Bhutan’s Drying Orchards Worry Farmers

Posted on 12/3/13
By Gyembo Namgyal | Via Bhutan Observer
Bhutan's mandarin harvest is dwindling and the fruit quality is low. (Photo by allenjaelee)
Bhutan’s mandarin harvest is dwindling and the fruit quality is low. (Photo by allenjaelee)

This used to be the time of the year in Bhutan that put smile on the face of mandarin farmers, the time of the year when they could earn some cash to score their dreams – of sending their kids to schools and colleges, of upping their material gratification as they liked it.

 

Mandarin was the gold that Bhutanese farmers carried on their back or hitched them up on the back of their horses and sold them at the border towns. This once life-enriching gold, however, ain’t gold anymore.

 

And farmers’ incomes have shrunk. Blame it on the poor harvest, disease and drying orchards. Things are in a bad way for mandarin farmers.

 

Jangchu Namgyel, Khar gewog’s mangmi: “Khar used to produce so many truckloads of mandarin. Every farmer owned at least an orchard and yield was good. Naught remains today. Fruit diseases have killed everything.”

 

He wonders if this is on account of global warming. “But then, we have factories and mines that spew up a lot of dust and possibly toxic chemicals in the air.”

 

Tshering is a local seasonal mandarin businessman. He said that for the first time in more than a decade, he has had to give up the business. Harvest is dwindling and the fruit quality is low. “It is a sad thing to happen. The whole chain of income-generating activities has stopped with it,” says Tshering.

 

Another local mandarin businessman quit doing what he had been doing for income. Inspection of fruit quality in all the mandarin-growing villages told him the business will give him little in return.
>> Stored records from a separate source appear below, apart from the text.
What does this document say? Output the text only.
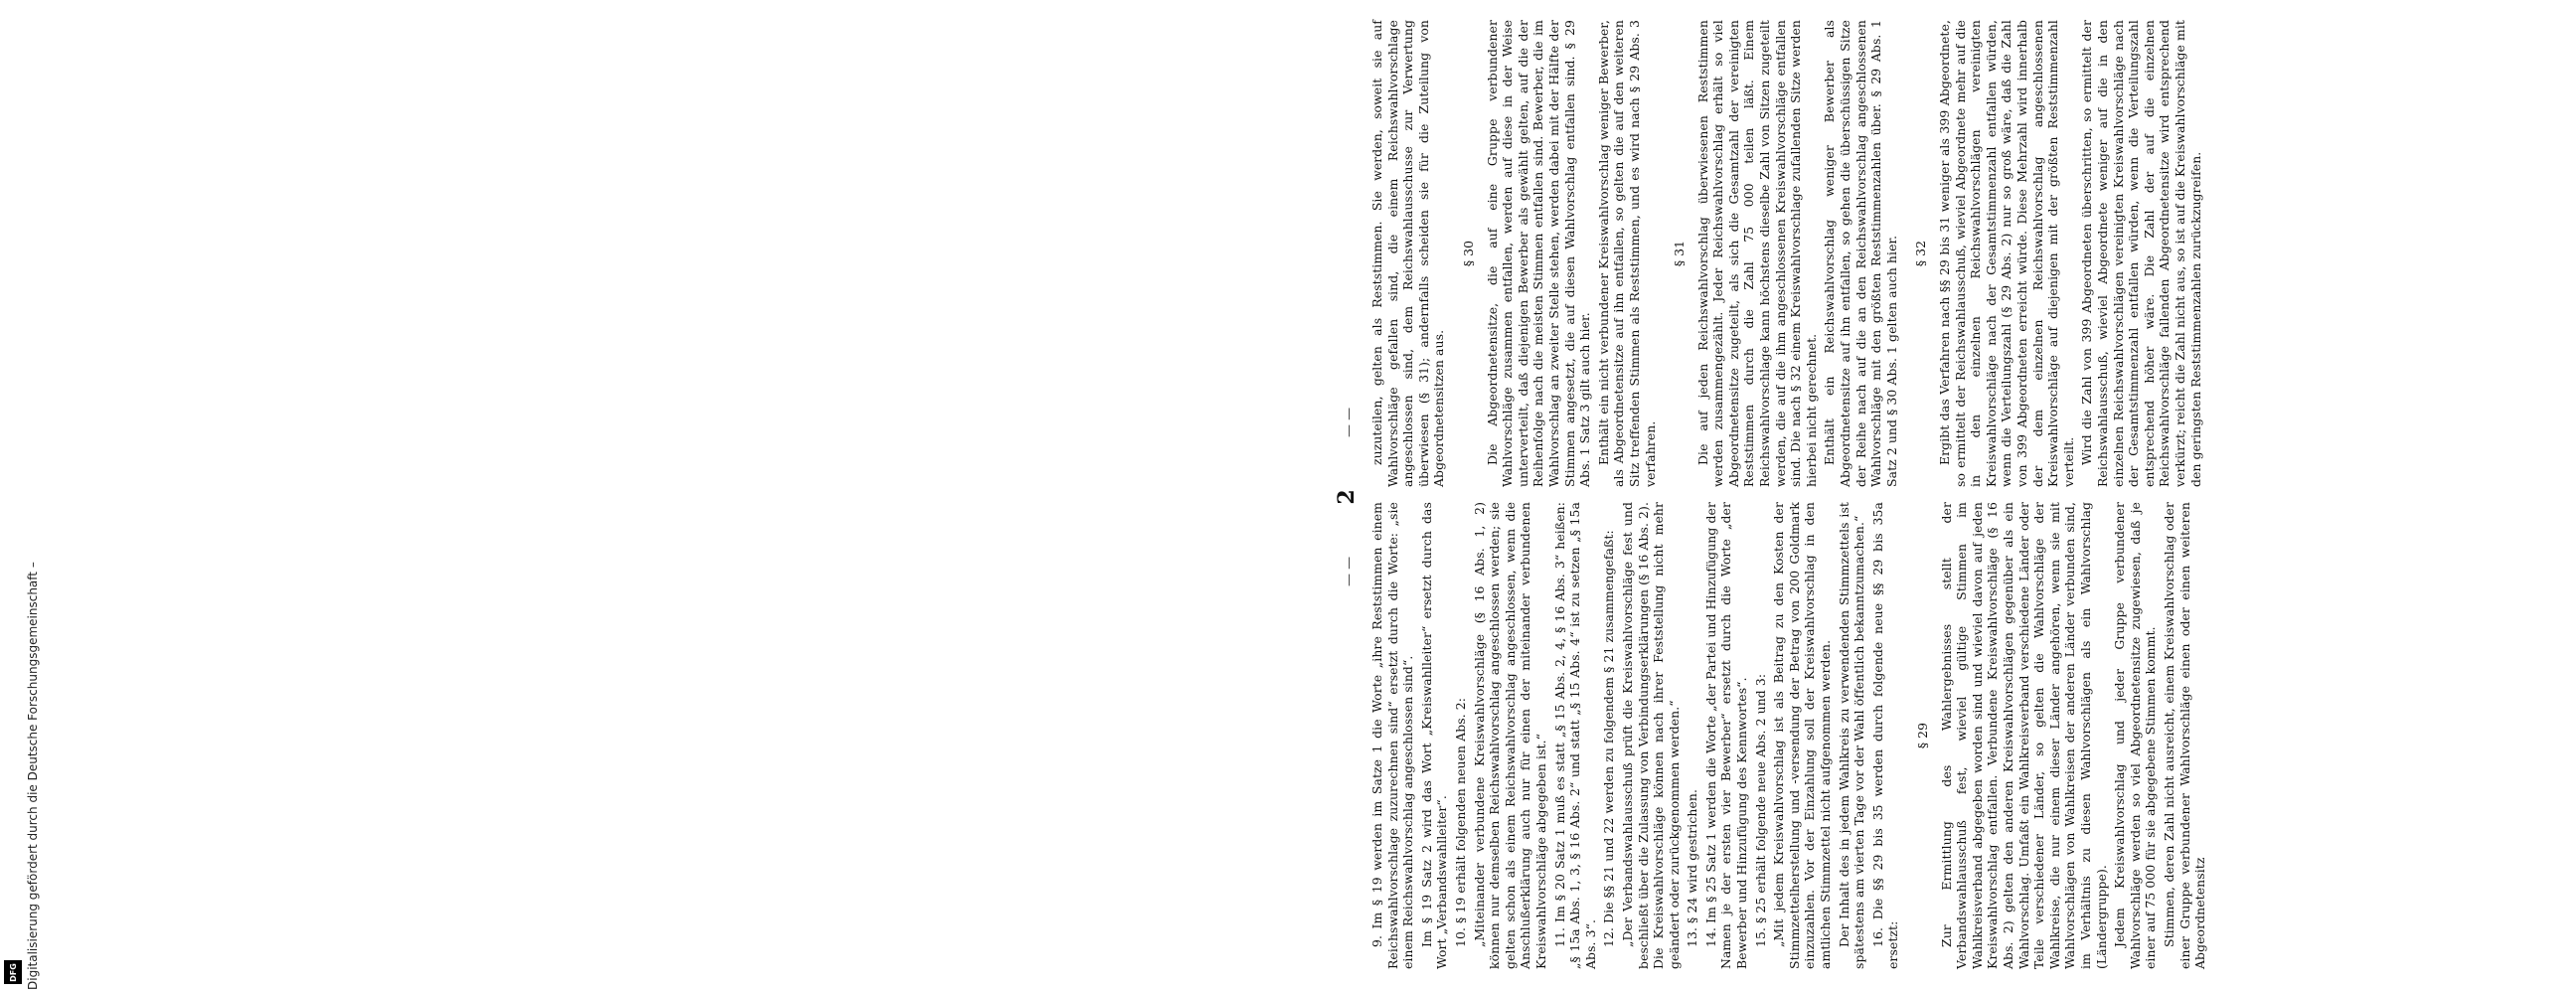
Digitalisierung gefördert durch die Deutsche Forschungsgemeinschaft –
DFG
— —
2
— —

9. Im § 19 werden im Satze 1 die Worte „ihre Reststimmen einem Reichswahlvorschlage zuzurechnen sind“ ersetzt durch die Worte: „sie einem Reichswahlvorschlag angeschlossen sind“. Im § 19 Satz 2 wird das Wort „Kreiswahlleiter“ ersetzt durch das Wort „Verbandswahlleiter“. 10. § 19 erhält folgenden neuen Abs. 2: „Miteinander verbundene Kreiswahlvorschläge (§ 16 Abs. 1, 2) können nur demselben Reichswahlvorschlag angeschlossen werden; sie gelten schon als einem Reichswahlvorschlag angeschlossen, wenn die Anschlußerklärung auch nur für einen der miteinander verbundenen Kreiswahlvorschläge abgegeben ist.“ 11. Im § 20 Satz 1 muß es statt „§ 15 Abs. 2, 4, § 16 Abs. 3“ heißen: „§ 15a Abs. 1, 3, § 16 Abs. 2“ und statt „§ 15 Abs. 4“ ist zu setzen „§ 15a Abs. 3“. 12. Die §§ 21 und 22 werden zu folgendem § 21 zusammengefaßt: „Der Verbandswahlausschuß prüft die Kreiswahlvorschläge fest und beschließt über die Zulassung von Verbindungserklärungen (§ 16 Abs. 2). Die Kreiswahlvorschläge können nach ihrer Feststellung nicht mehr geändert oder zurückgenommen werden.“ 13. § 24 wird gestrichen. 14. Im § 25 Satz 1 werden die Worte „der Partei und Hinzufügung der Namen je der ersten vier Bewerber“ ersetzt durch die Worte „der Bewerber und Hinzufügung des Kennwortes“. 15. § 25 erhält folgende neue Abs. 2 und 3: „Mit jedem Kreiswahlvorschlag ist als Beitrag zu den Kosten der Stimmzettelherstellung und -versendung der Betrag von 200 Goldmark einzuzahlen. Vor der Einzahlung soll der Kreiswahlvorschlag in den amtlichen Stimmzettel nicht aufgenommen werden. Der Inhalt des in jedem Wahlkreis zu verwendenden Stimmzettels ist spätestens am vierten Tage vor der Wahl öffentlich bekanntzumachen.“ 16. Die §§ 29 bis 35 werden durch folgende neue §§ 29 bis 35a ersetzt:

§ 29 Zur Ermittlung des Wahlergebnisses stellt der Verbandswahlausschuß fest, wieviel gültige Stimmen im Wahlkreisverband abgegeben worden sind und wieviel davon auf jeden Kreiswahlvorschlag entfallen. Verbundene Kreiswahlvorschläge (§ 16 Abs. 2) gelten den anderen Kreiswahlvorschlägen gegenüber als ein Wahlvorschlag. Umfaßt ein Wahlkreisverband verschiedene Länder oder Teile verschiedener Länder, so gelten die Wahlvorschläge der Wahlkreise, die nur einem dieser Länder angehören, wenn sie mit Wahlvorschlägen von Wahlkreisen der anderen Länder verbunden sind, im Verhältnis zu diesen Wahlvorschlägen als ein Wahlvorschlag (Ländergruppe). Jedem Kreiswahlvorschlag und jeder Gruppe verbundener Wahlvorschläge werden so viel Abgeordnetensitze zugewiesen, daß je einer auf 75 000 für sie abgegebene Stimmen kommt. Stimmen, deren Zahl nicht ausreicht, einem Kreiswahlvorschlag oder einer Gruppe verbundener Wahlvorschläge einen oder einen weiteren Abgeordnetensitz

zuzuteilen, gelten als Reststimmen. Sie werden, soweit sie auf Wahlvorschläge gefallen sind, die einem Reichswahlvorschlage angeschlossen sind, dem Reichswahlausschusse zur Verwertung überwiesen (§ 31); andernfalls scheiden sie für die Zuteilung von Abgeordnetensitzen aus.

§ 30 Die Abgeordnetensitze, die auf eine Gruppe verbundener Wahlvorschläge zusammen entfallen, werden auf diese in der Weise unterverteilt, daß diejenigen Bewerber als gewählt gelten, auf die der Reihenfolge nach die meisten Stimmen entfallen sind. Bewerber, die im Wahlvorschlag an zweiter Stelle stehen, werden dabei mit der Hälfte der Stimmen angesetzt, die auf diesen Wahlvorschlag entfallen sind. § 29 Abs. 1 Satz 3 gilt auch hier. Enthält ein nicht verbundener Kreiswahlvorschlag weniger Bewerber, als Abgeordnetensitze auf ihn entfallen, so gelten die auf den weiteren Sitz treffenden Stimmen als Reststimmen, und es wird nach § 29 Abs. 3 verfahren.

§ 31 Die auf jeden Reichswahlvorschlag überwiesenen Reststimmen werden zusammengezählt. Jeder Reichswahlvorschlag erhält so viel Abgeordnetensitze zugeteilt, als sich die Gesamtzahl der vereinigten Reststimmen durch die Zahl 75 000 teilen läßt. Einem Reichswahlvorschlage kann höchstens dieselbe Zahl von Sitzen zugeteilt werden, die auf die ihm angeschlossenen Kreiswahlvorschläge entfallen sind. Die nach § 32 einem Kreiswahlvorschlage zufallenden Sitze werden hierbei nicht gerechnet. Enthält ein Reichswahlvorschlag weniger Bewerber als Abgeordnetensitze auf ihn entfallen, so gehen die überschüssigen Sitze der Reihe nach auf die an den Reichswahlvorschlag angeschlossenen Wahlvorschläge mit den größten Reststimmenzahlen über. § 29 Abs. 1 Satz 2 und § 30 Abs. 1 gelten auch hier. § 32 Ergibt das Verfahren nach §§ 29 bis 31 weniger als 399 Abgeordnete, so ermittelt der Reichswahlausschuß, wieviel Abgeordnete mehr auf die in den einzelnen Reichswahlvorschlägen vereinigten Kreiswahlvorschläge nach der Gesamtstimmenzahl entfallen würden, wenn die Verteilungszahl (§ 29 Abs. 2) nur so groß wäre, daß die Zahl von 399 Abgeordneten erreicht würde. Diese Mehrzahl wird innerhalb der dem einzelnen Reichswahlvorschlag angeschlossenen Kreiswahlvorschläge auf diejenigen mit der größten Reststimmenzahl verteilt. Wird die Zahl von 399 Abgeordneten überschritten, so ermittelt der Reichswahlausschuß, wieviel Abgeordnete weniger auf die in den einzelnen Reichswahlvorschlägen vereinigten Kreiswahlvorschläge nach der Gesamtstimmenzahl entfallen würden, wenn die Verteilungszahl entsprechend höher wäre. Die Zahl der auf die einzelnen Reichswahlvorschläge fallenden Abgeordnetensitze wird entsprechend verkürzt; reicht die Zahl nicht aus, so ist auf die Kreiswahlvorschläge mit den geringsten Reststimmenzahlen zurückzugreifen.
Said the distraught businessman: “The two villages of Shali and Gamung used to produce no less than 12 to 15 truckloads of mandarin every year but did not have even a truckload of mandarin this year. Entire orchards in both these villages are affected by disease.”

 

In Pemagatshel, mandarin trees first began dying in Denchi village and in few years ago. And the disease that was killing the trees spread to other villages. Today all the mandarin-growing villages are experiencing dwindling harvests and dying orchards.

 

The Dzongkhag Agriculture Office has sent samples to ascertain if the cause was citrus greening huanglongbing (HLB). But despite repeated analysis, the result has turned out not to be greening even as presence of vector and similar symptoms were detected. So, the people suspect that the cause the dust from mining.

 

In March 2012, a resolution was approved by the Dzongkhag Tshogdu (DT) to cut down and burn all the trees in the affected orchards to fight the spread of the disease and to begin planting again after certain sanitation period. But the resolution did not get anything done yet.

 

The officiating dzongkhag agriculture officer, Tshering Dorji, said that the sector had bought power chains to cut the affected tress. “We have also planned for growing alternative fruits in these affected places, but that can only happen in phases because of lack of fund,” he said. “This issue will be again discussed in the upcoming DT to ensure something gets done. This is the only alternative.”

 

But the Integrated Food Processing Plant (IFPP) is planning to do exactly what it did last year with the fruit. “We hope to pulp about 20 metric tonnes of fruit this year. Actually, the lack of poor quality fruit in orchards could mean that nothing may come to us,” said the Plant Manager Dorji Tenzin.